A lot of the legal stuff will depend on where you live...so it's always a good idea to ask someone in your area, who would know....like a lawyer, for example.

In very basic terms, you probably don't need a release to do the things you mention.  When you take the photo, you hold the copyright and you can use those images as you see fit.  It gets more complicated if you want to *sell* those images (to an ad agency, for example)...in that case, you would certainly want a model release form signed.  But if you are just using them for your portfolio, you probably don't need a release form.

That being said, it wouldn't be a bad idea to have a signed form anyway.

And of course, I'm not a lawyer, just some guy on the internet...so to get answers that can fully count on...consult a lawyer.


----------



## bdavison (Apr 15, 2009)

To take the photos you dont need a model release form. The model release form only comes into play when you SELL the photos.

The model release just protects the entity purchasing the photos, not you.

Here's a basic run down of how it works.

You shoot photo, you ask model for a release. When you go to sell the photo, the purchasing entity will ask for the model release. This is so that they have permission from the model to use the picture as they see fit. It protects them from legal action from the subject.

Contrary to popular belief, you dont need a model release to sell the picture (you might have a hard time finding a entity that will purchase without one, but thats besides the point).

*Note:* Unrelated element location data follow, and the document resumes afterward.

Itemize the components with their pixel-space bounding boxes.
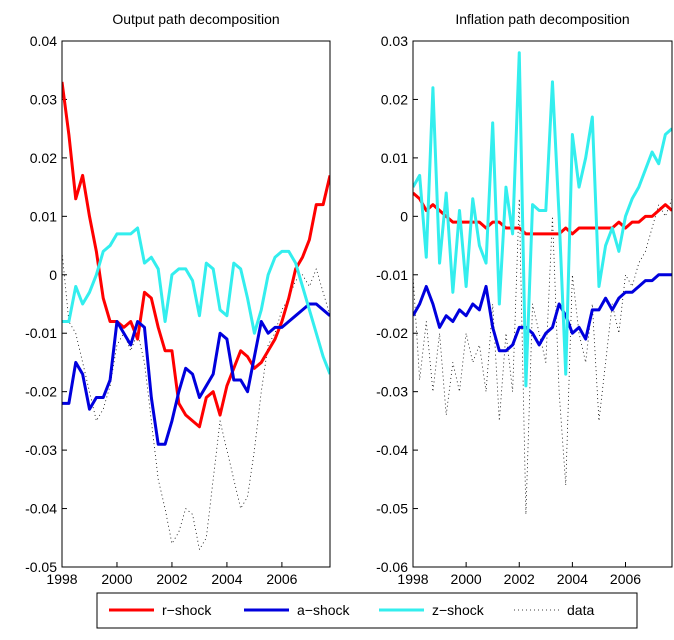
x-tick-label: 1998 (397, 571, 428, 587)
legend-label: data (567, 602, 594, 618)
series-line (413, 51, 672, 388)
x-tick-label: 2004 (557, 571, 588, 587)
y-tick-label: -0.06 (376, 559, 408, 575)
series-line (413, 273, 672, 353)
x-tick-label: 2006 (610, 571, 641, 587)
y-tick-label: 0.02 (381, 91, 408, 107)
y-tick-label: 0 (49, 267, 57, 283)
y-tick-label: 0.02 (30, 150, 57, 166)
x-tick-label: 1998 (46, 571, 77, 587)
y-tick-label: -0.05 (25, 559, 57, 575)
series-line (62, 226, 330, 375)
axes-box (412, 40, 673, 568)
y-tick-label: -0.04 (376, 442, 408, 458)
y-tick-label: 0 (400, 208, 408, 224)
series-line (62, 302, 330, 446)
y-tick-label: -0.01 (376, 267, 408, 283)
y-tick-label: 0.03 (30, 91, 57, 107)
subplot: -0.05 -0.04 -0.03 -0.02 -0.01 0 0.01 0.02 0.03 0.… (25, 11, 331, 587)
y-tick-label: -0.05 (376, 501, 408, 517)
chart-title: Output path decomposition (112, 11, 279, 27)
series-line (62, 81, 330, 429)
legend-label: a−shock (297, 602, 351, 618)
x-tick-label: 2004 (211, 571, 242, 587)
y-tick-label: -0.03 (25, 442, 57, 458)
y-tick-label: 0.04 (30, 33, 57, 49)
legend-label: r−shock (162, 602, 212, 618)
x-tick-label: 2006 (266, 571, 297, 587)
legend: r−shock a−shock z−shock data (96, 592, 638, 629)
x-tick-label: 2000 (101, 571, 132, 587)
plot-area (413, 41, 672, 567)
y-tick-label: 0.01 (381, 150, 408, 166)
axes-box (61, 40, 331, 568)
y-tick-label: 0.01 (30, 208, 57, 224)
x-tick-label: 2002 (156, 571, 187, 587)
y-tick-label: 0.03 (381, 33, 408, 49)
y-tick-label: -0.02 (376, 325, 408, 341)
chart-title: Inflation path decomposition (455, 11, 629, 27)
legend-box (96, 592, 638, 629)
x-tick-label: 2000 (451, 571, 482, 587)
y-tick-label: -0.02 (25, 384, 57, 400)
y-tick-label: -0.01 (25, 325, 57, 341)
x-tick-label: 2002 (504, 571, 535, 587)
y-tick-label: -0.03 (376, 384, 408, 400)
series-line (413, 191, 672, 236)
y-tick-label: -0.04 (25, 501, 57, 517)
legend-label: z−shock (432, 602, 485, 618)
subplot: -0.06 -0.05 -0.04 -0.03 -0.02 -0.01 0 0.01 0.02 0… (376, 11, 673, 587)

You as the photographer dont need a release, you cant be held responsible for what another party does with your pictures once they are sold. Now if you yourself publishes the photo, then you will need the model release, since you are the publisher.

You can still sell the photo regardless of if you have a release or not. But you must inform the publisher of either. Either you tell them you do not have a release, or you provide the release with the photo. What they do with it after that is not your responsibility.

Consult a lawyer if you have any other questions.


----------



## bdavison (Apr 15, 2009)

Also, be aware that some states require compensation to be made to make a model release "legal". California for example.


----------



## KmH (Apr 16, 2009)

scorpiobabie said:


> Hi, I am new to this site and this is my first posting. Someone suggested I come here to ask a question about consent and model release forms.
> 
> I am recently taking up photography as a paying hobby, so I want to be sure I am protected. First I will be offering free shoots with the understanding that the client allows me to use their photos on my blog or website in order to promote my work.
> 
> Once I fill up the free spots I will then be charging a fee for the pics that I take and put on a disc for the client. I do not plan to print the prints for them, I will just give them their pics and they can print whatever they would like. Is their certain forms that I should use for these 2 things? Where do I find the forms?


Your clients (free or otherwise) will need a print release from you to get prints made.

Before you get real involved here you need to do alot more research about model releases. The requiements vary from state to state. It is way more involved than many photographers appreciate.


Go *here*, get better informed and I highly recommend his book.

By the way. Google 'model release' for just tons of information.
While you're at it you'd be well advised to investigate (google) the 'free use doctrine' too.


----------